Die Gaspreise schnellen wegen des Iran-Kriegs in die Höhe. Seit Beginn der Luftschläge hat sich der Börsenpreis für Gas zeitweise verdoppelt. Verbraucher müssen sich auf höhere Gaspreise einstellen, doch die Krise bietet gerade jetzt für viele Kunden auch Chancen.
Starker Preissprung für Erdgas
Der Krieg im Iran treibt die Energiepreise nach oben. An der Energiebörse in Amsterdam wurden für eine Megawattstunde europäisches Erdgas zeitweise knapp 66 Euro bezahlt. So teuer war Gas seit rund drei Jahren nicht mehr. Inzwischen hat sich der Preis wieder etwas beruhigt und liegt bei rund 50 Euro pro Megawattstunde – dennoch mehr als 50 Prozent über dem Niveau vor Kriegsbeginn.
Wie stark sich dieser Preissprung die Rechnungen von Gaskunden auswirkt, ist noch ungewiss. Deshalb ist es umso wichtiger, Risiken zu begrenzen und für viele Haushalte lohnt es sich gerade jetzt, den Anbieter zu wechseln.

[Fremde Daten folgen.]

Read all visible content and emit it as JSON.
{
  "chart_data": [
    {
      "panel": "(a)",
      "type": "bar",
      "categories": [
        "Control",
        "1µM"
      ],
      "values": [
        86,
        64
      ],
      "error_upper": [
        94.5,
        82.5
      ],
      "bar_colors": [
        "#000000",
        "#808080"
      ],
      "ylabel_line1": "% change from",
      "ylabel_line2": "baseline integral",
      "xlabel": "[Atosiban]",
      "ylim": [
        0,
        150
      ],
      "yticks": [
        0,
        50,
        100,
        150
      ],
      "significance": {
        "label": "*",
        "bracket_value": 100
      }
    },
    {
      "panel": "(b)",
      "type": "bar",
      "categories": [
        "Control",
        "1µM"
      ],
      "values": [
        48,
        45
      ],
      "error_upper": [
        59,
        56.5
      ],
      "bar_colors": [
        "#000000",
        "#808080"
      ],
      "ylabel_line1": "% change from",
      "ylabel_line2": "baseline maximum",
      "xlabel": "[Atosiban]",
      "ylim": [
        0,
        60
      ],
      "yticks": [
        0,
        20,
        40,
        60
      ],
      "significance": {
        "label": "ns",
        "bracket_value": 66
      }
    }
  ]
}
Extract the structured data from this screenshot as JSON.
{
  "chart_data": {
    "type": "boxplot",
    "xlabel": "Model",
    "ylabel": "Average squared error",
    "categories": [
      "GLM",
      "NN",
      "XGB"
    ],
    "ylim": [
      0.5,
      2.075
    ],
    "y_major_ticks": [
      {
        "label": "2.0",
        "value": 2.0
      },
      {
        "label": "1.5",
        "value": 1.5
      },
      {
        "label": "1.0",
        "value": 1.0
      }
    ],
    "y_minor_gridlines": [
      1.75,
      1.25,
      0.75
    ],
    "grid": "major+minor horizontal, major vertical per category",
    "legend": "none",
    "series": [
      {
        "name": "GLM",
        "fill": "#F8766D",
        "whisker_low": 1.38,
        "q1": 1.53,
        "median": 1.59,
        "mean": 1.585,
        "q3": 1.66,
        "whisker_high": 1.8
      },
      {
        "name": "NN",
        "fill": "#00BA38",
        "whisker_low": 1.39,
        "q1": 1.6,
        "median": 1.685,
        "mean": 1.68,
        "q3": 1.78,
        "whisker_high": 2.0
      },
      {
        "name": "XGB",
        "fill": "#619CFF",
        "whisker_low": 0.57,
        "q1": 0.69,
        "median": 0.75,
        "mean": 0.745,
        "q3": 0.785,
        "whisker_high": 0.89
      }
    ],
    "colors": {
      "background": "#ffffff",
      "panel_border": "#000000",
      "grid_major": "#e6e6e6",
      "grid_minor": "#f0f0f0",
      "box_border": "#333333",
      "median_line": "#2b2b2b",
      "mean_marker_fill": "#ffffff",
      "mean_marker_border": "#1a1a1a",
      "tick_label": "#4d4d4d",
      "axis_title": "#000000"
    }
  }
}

Noch bieten Versorger günstige Tarife
Denn noch wirken sich die höheren Börsenkurse für Gas nicht auf die Verträge in der Branche aus. Es sind weiterhin günstige Gasangebote unverändert verfügbar, das gilt auch für Stromtarife. Energieversorger geben steigende Kosten in der Regel erst verzögert weiter.
Genau darin liegt derzeit die Chance für Verbraucher. Wer jetzt einen neuen Vertrag abschließt, kann sich häufig noch günstige Konditionen sichern. Besonders für Haushalte, deren Preisgarantie bald endet oder bereits ausgelaufen ist, kann sich ein schneller Wechsel lohnen, rät „Finanztip“.
Und wer den Wechsel nutzt, kann kräftig sparen: Neukunden zahlen für Gas derzeit um die 8,4 Cent pro Kilowattstunde, teilweise sogar nur etwa 7,7 Cent. Bestandskunden zahlen oft mehr, da liegt der Gaspreis bei 9,94 Cent pro Kilowattstunde bis 11,65 Cent/kWh. Die Grundversorgung dagegen kostet 13,54 Cent.
Mit einer Preisgarantie von ein bis zwei Jahren im neuen Vertrag bleiben Kunden dann von weiteren Preiserhöhungen verschont, auch wenn sich die Marktlage weiter verschärft.